A Study of Long-Tail Latency in n-Tier Systems: RPC vs. Asynchronous Invocations
Qingyang Wang, Chien-An Lai, Yasuhiko Kanemasa, Shungeng Zhang and Calton Pu
Louisiana State University, Georgia Tech, Fujitsu Laboratories Ltd., Louisiana State University, Georgia Tech

Long-tail latency of web-facing applications continues to be a serious problem. Most of the previously published research addresses two classes of long latency problems: uneven workloads such as web search, and resource saturation in single nodes. We describe an experimental study of a third class of long tail latency problems that are specific to distributed systems: Cross-Tier Queue Overflow (CTQO) due to a combination of millibottlenecks (with sub-second duration) and tightly-coupled servers in n-tier systems (e.g., Apache, Tomcat, and MySQL) using RPC-style request-response communications. Our experiments show that the appearance of millibottlenecks (e.g., created by short workload bursts) in one server often causes another server (which has no saturated resources) in the synchronous invocation chain to fill up its queues (CTQO) and drop packets, creating very long response time queries.
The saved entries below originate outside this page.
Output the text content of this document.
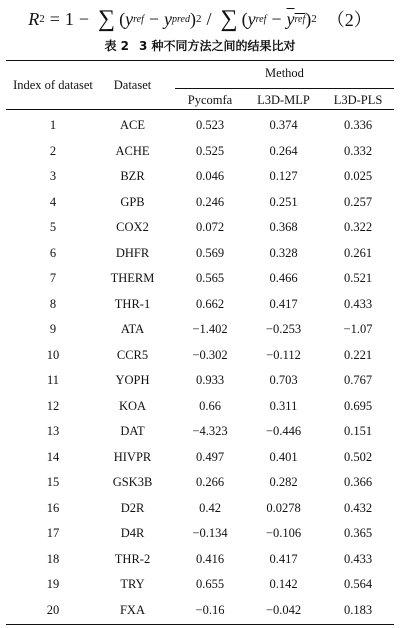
R 2 = 1 − ∑ ( y ref − y pred ) 2 / ∑ ( y ref − $\overline{y}$ $\overline{ref}$ ) 2 （2）
表 2 3 种不同方法之间的结果比对
Index of dataset	Dataset
Method
Pycomfa	L3D-MLP	L3D-PLS
1	ACE	0.523	0.374	0.336
2	ACHE	0.525	0.264	0.332
3	BZR	0.046	0.127	0.025
4	GPB	0.246	0.251	0.257
5	COX2	0.072	0.368	0.322
6	DHFR	0.569	0.328	0.261
7	THERM	0.565	0.466	0.521
8	THR-1	0.662	0.417	0.433
9	ATA	−1.402	−0.253	−1.07
10	CCR5	−0.302	−0.112	0.221
11	YOPH	0.933	0.703	0.767
12	KOA	0.66	0.311	0.695
13	DAT	−4.323	−0.446	0.151
14	HIVPR	0.497	0.401	0.502
15	GSK3B	0.266	0.282	0.366
16	D2R	0.42	0.0278	0.432
17	D4R	−0.134	−0.106	0.365
18	THR-2	0.416	0.417	0.433
19	TRY	0.655	0.142	0.564
20	FXA	−0.16	−0.042	0.183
CTQO can be reduced or avoided by replacing the server dropping packets with an asynchronous server. In synchronous n-tier system experiments, long tail latency due to CTQO can be reproduced consistently at utilization as low as 43%. In contrast, when all n-tier servers are replaced by asynchronous versions, CTQO and consequent dropped packets remain absent at utilization levels as high as 83%, despite the same millibottlenecks.